I've been digging into some messy, inherited cloud accounts and I'm facing a common challenge: figuring out which resources like VMs or databases are actually important and which ones are just costing us money. The original creators of these resources are long gone, and there's zero documentation, making it feel like a risky game of guesswork. For example, there might be a VM secretly running a crucial cron job for HR, or it could be completely unnecessary. However, shutting it down could lead to chaos, while keeping it results in wasted expenses.
I know that strategies like tagging and strict controls can help prevent this situation, but unfortunately, I'm often dealing with environments where that was never set up. I'm developing a tool designed to automate the discovery of these undocumented resources by analyzing things like network connectivity and relationships, instead of relying solely on tagging. I'm looking to validate whether this is a common issue among other sysadmins and would love to chat with a few folks about how you manage this dilemma. In exchange for your time, I'm offering unlimited lifetime access to the tool when it launches, or a $20 gift card if it doesn't align with your needs. I'd appreciate any insights or methods you currently use to handle this issue!
4 Answers
One approach is to gradually turn off resources to see if anything breaks—a technique sometimes called the "Scream Test". When you turn off a VM or service, wait for issues to arise before turning it back on. Just make sure to document what’s going on to avoid missing anything crucial. That way, you'll know which resources are needed and can plan for migration or shutdown without risking downtime.
One key step is to utilize a configuration management database. This can help link resources to IT owners, and if a resource isn’t claimed, it’s easier to shut it down. I also recommend monitoring network traffic for a while to see what’s actually in use. This can guide your decisions significantly, but it’s a time-consuming process.
Exactly! And a tool that can automate that assessment would save a ton of time. If I could categorize resources by traffic and usage, I’d jump at the chance!
Definitely turn off what you can and see who complains! And while you're at it, start documenting everything. It’s essential to keep track of critical business processes because you won’t have a good recovery plan if you don’t even know the resource exists. Plus, those undocumented systems can be major security risks as well.
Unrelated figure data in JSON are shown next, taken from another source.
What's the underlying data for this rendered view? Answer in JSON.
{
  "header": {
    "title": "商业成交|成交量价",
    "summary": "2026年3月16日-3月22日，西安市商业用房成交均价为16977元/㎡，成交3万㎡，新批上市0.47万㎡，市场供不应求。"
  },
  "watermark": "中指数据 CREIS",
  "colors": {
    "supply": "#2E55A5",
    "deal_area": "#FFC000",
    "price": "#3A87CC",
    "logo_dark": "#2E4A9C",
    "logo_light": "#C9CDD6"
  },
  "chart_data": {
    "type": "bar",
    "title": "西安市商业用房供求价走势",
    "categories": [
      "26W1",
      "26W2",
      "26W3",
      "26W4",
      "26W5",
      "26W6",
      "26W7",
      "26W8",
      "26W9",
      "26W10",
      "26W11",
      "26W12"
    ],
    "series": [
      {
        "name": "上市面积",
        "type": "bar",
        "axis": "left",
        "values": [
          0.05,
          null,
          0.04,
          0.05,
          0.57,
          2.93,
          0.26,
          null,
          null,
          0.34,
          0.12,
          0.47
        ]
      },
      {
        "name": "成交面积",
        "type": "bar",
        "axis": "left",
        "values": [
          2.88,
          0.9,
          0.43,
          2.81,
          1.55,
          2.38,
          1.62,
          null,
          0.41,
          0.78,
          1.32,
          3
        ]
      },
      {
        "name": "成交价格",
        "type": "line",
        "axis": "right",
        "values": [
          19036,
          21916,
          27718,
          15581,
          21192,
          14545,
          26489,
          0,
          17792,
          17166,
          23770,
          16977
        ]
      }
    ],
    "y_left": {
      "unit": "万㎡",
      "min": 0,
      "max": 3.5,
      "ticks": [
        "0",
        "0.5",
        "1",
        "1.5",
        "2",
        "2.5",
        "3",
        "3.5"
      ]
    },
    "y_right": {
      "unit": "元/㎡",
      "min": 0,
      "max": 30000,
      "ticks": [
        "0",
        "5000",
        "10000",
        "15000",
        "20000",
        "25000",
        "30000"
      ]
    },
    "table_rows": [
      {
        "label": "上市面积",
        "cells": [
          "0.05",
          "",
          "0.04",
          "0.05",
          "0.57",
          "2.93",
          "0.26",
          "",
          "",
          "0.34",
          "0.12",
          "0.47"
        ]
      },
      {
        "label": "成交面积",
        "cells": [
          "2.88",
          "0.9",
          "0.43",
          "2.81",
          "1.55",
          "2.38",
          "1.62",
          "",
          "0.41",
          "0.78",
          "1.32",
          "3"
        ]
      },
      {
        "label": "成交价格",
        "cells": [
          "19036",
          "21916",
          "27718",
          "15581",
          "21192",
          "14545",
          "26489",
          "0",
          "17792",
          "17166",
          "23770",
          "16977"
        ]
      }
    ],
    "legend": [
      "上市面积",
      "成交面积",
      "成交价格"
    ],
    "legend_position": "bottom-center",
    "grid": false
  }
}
Right? It's so important to know who 'owns' each resource, or else it just becomes chaos when issues pop up. I'd recommend using a configuration management tool if possible.
When I dealt with this a few years ago, I did a deep monitoring stint for a couple of weeks—logging processes, checking net stats—just to figure out what resources were actually being used. After that, I was able to systematically shut down unnecessary resources without causing many issues.
That’s a great method! The key is to assess before making any moves. If a tool could simplify that approach, I’d definitely be interested!

Yeah, that method works but it’s tricky in larger companies. You might not know who to contact when someone starts yelling about a missing service!